İktidarın dili-Muhalefetin dili


Maalesef son günlerde siyasi partilerin dili, istemediğimiz bir konumda. Bir birlerine en ağır hakaretleri söylemekte hiçbir sakınca görmüyorlar. Ülkemiz adına çok yazık.

Atasözümüz der ki, “İki testi çarpışınca birisi kırılırsa diğeri de çatlar.” Anlayabildik mi? Bir atasözümüz de, “Tatlı dil yılanı deliğinden çıkarır.” Kavrayabildik mi? Ben de diyorum ki, “Kazdıkça toprak çoğalır, söyledikçe söz çoğalır.” Ülkenin söze değil,  birlik ve dirliğe, kalkınmaya ve çağı yakalamaya gereksinimi var.

Amacınız ülke yönetmek mi, söz çoğaltıp ülkenin gündemini saptırmak mı? Eyyy bizi yönetenler! Gençler işsiz, üretim durmuş, insanlar geleceğinden endişeli, hukuka güven kalmamış. Dışta “Sıfır sorunlu komşulukla” başladığınız yerde geldiğiniz yer sade sorun olmuş.

Partili Cumhurbaşkanlığı Hükümet Sistemi, maalesef tutmadı. Sosyal yapımız başta olmak üzere ekonomik, hukuk, emniyet ve siyasi hayatımızda derin yaralar açmaya başladı.

Bu ülkenin tepe noktası Cumhurbaşkanlığı makamıdır. O yüce makam, her türlü saygıyı hak eden kurumdur. Saygı da kusur edilmeyecek tek ve müstesna makamdır. Cumhurbaşkanı, ülkenin birleştirici, yapıcı ve yapıştırıcı tarafsız olması gereken kişisidir.

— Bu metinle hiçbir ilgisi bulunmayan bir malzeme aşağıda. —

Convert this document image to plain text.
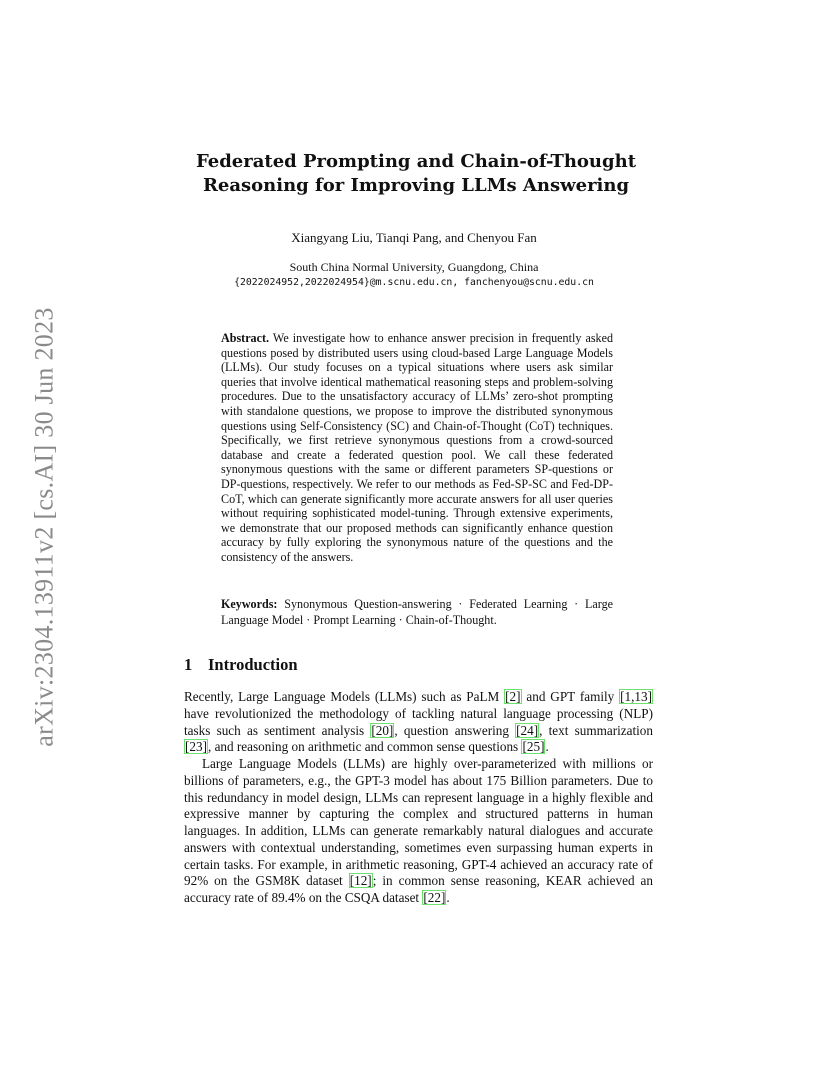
arXiv:2304.13911v2 [cs.AI] 30 Jun 2023
Federated Prompting and Chain-of-Thought
Reasoning for Improving LLMs Answering
Xiangyang Liu, Tianqi Pang, and Chenyou Fan
South China Normal University, Guangdong, China
{2022024952,2022024954}@m.scnu.edu.cn, fanchenyou@scnu.edu.cn
Abstract. We investigate how to enhance answer precision in frequently asked questions posed by distributed users using cloud-based Large Language Models (LLMs). Our study focuses on a typical situations where users ask similar queries that involve identical mathematical reasoning steps and problem-solving procedures. Due to the unsatisfactory accuracy of LLMs’ zero-shot prompting with standalone questions, we propose to improve the distributed synonymous questions using Self-Consistency (SC) and Chain-of-Thought (CoT) techniques. Specifically, we first retrieve synonymous questions from a crowd-sourced database and create a federated question pool. We call these federated synonymous questions with the same or different parameters SP-questions or DP-questions, respectively. We refer to our methods as Fed-SP-SC and Fed-DP-CoT, which can generate significantly more accurate answers for all user queries without requiring sophisticated model-tuning. Through extensive experiments, we demonstrate that our proposed methods can significantly enhance question accuracy by fully exploring the synonymous nature of the questions and the consistency of the answers.
Keywords: Synonymous Question-answering · Federated Learning · Large Language Model · Prompt Learning · Chain-of-Thought.
1 Introduction

Recently, Large Language Models (LLMs) such as PaLM [2] and GPT family [1,13] have revolutionized the methodology of tackling natural language processing (NLP) tasks such as sentiment analysis [20], question answering [24], text summarization [23], and reasoning on arithmetic and common sense questions [25].

Large Language Models (LLMs) are highly over-parameterized with millions or billions of parameters, e.g., the GPT-3 model has about 175 Billion parameters. Due to this redundancy in model design, LLMs can represent language in a highly flexible and expressive manner by capturing the complex and structured patterns in human languages. In addition, LLMs can generate remarkably natural dialogues and accurate answers with contextual understanding, sometimes even surpassing human experts in certain tasks. For example, in arithmetic reasoning, GPT-4 achieved an accuracy rate of 92% on the GSM8K dataset [12]; in common sense reasoning, KEAR achieved an accuracy rate of 89.4% on the CSQA dataset [22].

Siz Cumhurbaşkanı olarak mı, iktidar partisinin genel başkanı olarak mı muhalefeti yok sayarsanız, tahrik sınırlarını aşan sözleri gurup ya da parti toplantılarınızda söylerseniz, karşınızdaki de susacak değil ya!

İş böyle olunca ülkede birlik bozulmakta!. Bu durum, kimin işine yarar Türkiye’de emeli ve çıkarı olan hainlerin değil mi?

Büyük bir badireden geçerken, şanlı Mehmetçiklerimiz vatan için can verirken, bir ve beraber olmamız gerekirken, ayrışmak, küfürleşmek, yumruklaşmak, bir birimizi yok saymak, tepeden bakmak, kimlerin işine yarar? Ankara’da ülkelerin başkonsolosları yok mu? Onlar, bunları görmüyor, duymuyorlar mı?  “Bunlar daha içerde berberlik kuramadılar.” Diye ülkelerine rapor etmiyorlar mı?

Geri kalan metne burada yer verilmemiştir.